The launch signals the 2024 presidential and parliamentary elections, which is poised to be the most critical in the nation’s history yet, is taking shape.
Indeed, Ghana has never sunk this low, coupled with the worst economic crisis, a situation which has been agreed to by all the two main leading contestants, i.e. John Dramani Mahama of the NDC and Dr Mahamudu Bawumia of the NPP, as well as political pundits.
In other critical sectors like education and health, the situation isn’t any better with strikes by lecturers, especially the prolonged one by The Colleges of Education Teachers Association of Ghana (CETAG), which lasted for 72 days, affecting students’ academic programme and by implication, their future.
These troubling realities make the forthcoming general elections a defining moment for the country which, in turn, raises the need for a thorough and insightful search for who will preside over the affairs of the country after the disastrous tenure of President Nana Addo Dankwa Akufo-Addo.
As a newspaper, we recently drew the attention of the political parties to put agriculture on the front burner, as drought, which is occasioned by the lack of rainfall is going to affect yields next year, this means they will be food insecurity which the next president will have to deal with.
So, in this campaign season, we hope to see robust engagements among the candidates on the specifics of addressing the challenges we face.
Of course, the problems we face in the country are already well known. Unlike the past, we don’t expect to see candidates give superficial explanations to the issues or romanticise the problems for cheap sound bites.

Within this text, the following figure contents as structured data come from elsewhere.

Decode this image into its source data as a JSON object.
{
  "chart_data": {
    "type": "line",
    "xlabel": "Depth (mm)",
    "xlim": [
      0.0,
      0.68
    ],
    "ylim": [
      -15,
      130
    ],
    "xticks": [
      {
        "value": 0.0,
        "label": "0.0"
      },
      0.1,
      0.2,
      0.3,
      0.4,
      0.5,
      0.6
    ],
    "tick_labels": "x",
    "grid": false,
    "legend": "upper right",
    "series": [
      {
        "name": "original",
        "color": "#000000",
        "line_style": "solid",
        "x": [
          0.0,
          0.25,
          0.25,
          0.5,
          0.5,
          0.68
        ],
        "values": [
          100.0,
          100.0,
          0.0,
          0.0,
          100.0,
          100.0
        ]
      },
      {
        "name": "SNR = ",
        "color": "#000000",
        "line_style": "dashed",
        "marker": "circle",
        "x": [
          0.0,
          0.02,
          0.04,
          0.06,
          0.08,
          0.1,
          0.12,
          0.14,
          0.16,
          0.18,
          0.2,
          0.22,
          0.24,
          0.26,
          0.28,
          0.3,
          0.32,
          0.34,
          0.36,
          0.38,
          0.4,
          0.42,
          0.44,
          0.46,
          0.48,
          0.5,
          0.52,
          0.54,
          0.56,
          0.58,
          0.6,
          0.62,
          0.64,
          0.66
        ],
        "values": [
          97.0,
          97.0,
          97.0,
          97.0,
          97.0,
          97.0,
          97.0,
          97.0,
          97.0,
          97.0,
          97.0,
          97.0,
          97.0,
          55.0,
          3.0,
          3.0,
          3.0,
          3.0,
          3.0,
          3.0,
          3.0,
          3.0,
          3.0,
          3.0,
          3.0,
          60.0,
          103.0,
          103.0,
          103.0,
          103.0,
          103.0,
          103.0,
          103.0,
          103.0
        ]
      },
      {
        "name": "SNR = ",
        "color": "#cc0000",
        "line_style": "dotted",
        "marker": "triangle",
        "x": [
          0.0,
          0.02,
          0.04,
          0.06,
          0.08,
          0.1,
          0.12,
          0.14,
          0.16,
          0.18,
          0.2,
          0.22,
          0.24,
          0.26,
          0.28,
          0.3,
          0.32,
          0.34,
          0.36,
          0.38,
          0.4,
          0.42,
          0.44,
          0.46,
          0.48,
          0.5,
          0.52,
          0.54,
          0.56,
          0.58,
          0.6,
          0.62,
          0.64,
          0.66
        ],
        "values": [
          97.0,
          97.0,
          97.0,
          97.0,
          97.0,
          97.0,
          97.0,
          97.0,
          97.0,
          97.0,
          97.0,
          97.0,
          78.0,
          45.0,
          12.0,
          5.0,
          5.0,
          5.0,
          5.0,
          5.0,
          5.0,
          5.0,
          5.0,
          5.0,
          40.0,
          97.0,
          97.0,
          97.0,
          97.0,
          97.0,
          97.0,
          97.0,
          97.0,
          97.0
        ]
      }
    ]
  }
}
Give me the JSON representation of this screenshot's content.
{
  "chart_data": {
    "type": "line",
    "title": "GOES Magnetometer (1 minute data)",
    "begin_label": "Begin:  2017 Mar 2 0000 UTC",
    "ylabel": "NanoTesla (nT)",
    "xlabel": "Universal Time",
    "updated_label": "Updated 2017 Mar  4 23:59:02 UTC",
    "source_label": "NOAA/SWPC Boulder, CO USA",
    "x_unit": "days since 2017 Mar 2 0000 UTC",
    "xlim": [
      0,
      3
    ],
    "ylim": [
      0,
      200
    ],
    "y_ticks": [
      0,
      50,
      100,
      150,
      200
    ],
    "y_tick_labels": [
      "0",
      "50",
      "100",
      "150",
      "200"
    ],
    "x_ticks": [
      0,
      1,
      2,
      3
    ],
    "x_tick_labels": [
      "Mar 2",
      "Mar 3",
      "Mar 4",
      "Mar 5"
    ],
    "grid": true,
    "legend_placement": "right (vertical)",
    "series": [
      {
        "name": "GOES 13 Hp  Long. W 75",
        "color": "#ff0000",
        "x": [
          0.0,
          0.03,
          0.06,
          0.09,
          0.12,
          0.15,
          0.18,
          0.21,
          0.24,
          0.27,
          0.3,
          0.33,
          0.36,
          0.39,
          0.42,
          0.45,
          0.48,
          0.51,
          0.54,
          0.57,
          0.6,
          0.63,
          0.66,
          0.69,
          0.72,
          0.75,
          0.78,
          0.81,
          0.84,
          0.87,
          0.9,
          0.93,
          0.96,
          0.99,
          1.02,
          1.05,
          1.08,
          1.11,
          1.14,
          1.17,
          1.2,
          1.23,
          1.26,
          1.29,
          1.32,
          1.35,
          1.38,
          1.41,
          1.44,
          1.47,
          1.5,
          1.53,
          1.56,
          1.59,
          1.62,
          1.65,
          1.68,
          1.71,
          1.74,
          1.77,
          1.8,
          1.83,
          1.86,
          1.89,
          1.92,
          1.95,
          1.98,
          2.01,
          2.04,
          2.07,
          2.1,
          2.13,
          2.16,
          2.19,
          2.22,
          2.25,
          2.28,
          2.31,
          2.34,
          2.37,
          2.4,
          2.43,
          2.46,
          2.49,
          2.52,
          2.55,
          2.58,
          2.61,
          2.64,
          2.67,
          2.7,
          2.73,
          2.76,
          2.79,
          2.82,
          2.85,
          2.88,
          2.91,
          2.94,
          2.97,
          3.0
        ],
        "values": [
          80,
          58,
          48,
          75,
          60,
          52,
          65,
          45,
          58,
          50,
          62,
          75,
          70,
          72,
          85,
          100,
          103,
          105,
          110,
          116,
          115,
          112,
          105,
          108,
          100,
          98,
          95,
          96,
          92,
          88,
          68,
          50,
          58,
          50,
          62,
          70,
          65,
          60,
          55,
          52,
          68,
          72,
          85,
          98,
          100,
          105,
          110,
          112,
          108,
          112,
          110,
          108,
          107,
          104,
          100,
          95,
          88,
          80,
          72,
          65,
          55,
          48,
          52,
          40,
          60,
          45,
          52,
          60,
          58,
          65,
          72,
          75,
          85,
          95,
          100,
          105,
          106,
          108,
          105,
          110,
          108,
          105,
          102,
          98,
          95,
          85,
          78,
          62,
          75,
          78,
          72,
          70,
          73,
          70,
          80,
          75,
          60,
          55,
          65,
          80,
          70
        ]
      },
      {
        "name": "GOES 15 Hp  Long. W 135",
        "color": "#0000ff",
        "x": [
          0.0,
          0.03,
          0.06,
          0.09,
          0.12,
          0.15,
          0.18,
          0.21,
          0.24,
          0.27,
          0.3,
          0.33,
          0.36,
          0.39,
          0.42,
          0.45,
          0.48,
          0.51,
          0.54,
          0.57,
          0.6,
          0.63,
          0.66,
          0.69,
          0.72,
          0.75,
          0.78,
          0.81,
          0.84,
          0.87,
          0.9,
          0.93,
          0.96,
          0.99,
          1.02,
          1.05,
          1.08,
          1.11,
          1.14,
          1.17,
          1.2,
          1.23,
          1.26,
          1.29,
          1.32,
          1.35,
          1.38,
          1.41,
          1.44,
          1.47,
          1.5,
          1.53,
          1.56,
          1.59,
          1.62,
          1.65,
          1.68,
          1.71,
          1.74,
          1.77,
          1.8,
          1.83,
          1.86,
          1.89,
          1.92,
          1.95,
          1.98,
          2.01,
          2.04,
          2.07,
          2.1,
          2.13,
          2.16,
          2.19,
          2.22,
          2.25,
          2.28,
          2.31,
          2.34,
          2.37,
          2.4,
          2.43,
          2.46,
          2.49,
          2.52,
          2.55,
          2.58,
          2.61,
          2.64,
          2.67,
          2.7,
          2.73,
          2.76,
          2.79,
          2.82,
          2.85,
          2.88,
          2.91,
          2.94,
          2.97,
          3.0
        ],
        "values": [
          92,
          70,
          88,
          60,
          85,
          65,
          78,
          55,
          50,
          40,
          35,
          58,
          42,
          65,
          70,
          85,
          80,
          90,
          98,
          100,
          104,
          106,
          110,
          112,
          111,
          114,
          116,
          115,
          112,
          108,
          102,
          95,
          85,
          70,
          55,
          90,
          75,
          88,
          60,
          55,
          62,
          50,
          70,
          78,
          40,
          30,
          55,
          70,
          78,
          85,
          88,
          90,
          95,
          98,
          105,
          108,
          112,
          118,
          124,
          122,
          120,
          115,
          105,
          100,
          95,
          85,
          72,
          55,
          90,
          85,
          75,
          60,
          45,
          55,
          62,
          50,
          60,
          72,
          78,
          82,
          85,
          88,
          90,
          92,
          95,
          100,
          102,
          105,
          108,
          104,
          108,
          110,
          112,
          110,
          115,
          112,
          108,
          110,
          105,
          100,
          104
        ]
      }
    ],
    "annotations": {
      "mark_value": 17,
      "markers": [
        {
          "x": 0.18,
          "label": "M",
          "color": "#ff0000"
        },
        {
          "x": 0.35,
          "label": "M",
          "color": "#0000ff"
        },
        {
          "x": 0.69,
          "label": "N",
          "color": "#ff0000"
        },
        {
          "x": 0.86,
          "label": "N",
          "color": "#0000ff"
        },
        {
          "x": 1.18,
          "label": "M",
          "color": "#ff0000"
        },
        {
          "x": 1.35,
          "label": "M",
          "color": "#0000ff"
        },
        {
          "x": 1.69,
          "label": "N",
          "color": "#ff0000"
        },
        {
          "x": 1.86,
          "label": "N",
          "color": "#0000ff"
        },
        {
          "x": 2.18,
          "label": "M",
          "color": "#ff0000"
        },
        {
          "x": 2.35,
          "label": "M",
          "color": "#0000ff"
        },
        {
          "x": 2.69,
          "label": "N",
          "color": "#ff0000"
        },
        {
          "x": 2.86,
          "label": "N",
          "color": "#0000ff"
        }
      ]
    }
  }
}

Gratefully, in our opinion, the political demography has broadened appreciably in the last two decades with more young persons, willing to engage the political space, with the use of social media and are asking critical questions.
It is pertinent to point out that every election is a referendum and 2024, will be a critical one. Not for the reasons some politicians have said it is.
It will be a referendum on whether Ghanaians are ready to make the necessary sacrifices to have the kind of leadership that they yearn for, a leadership that will guarantee a better future not for them alone, but for their children and posterity to bear witness, or a continuation of the pervasive shame and sham.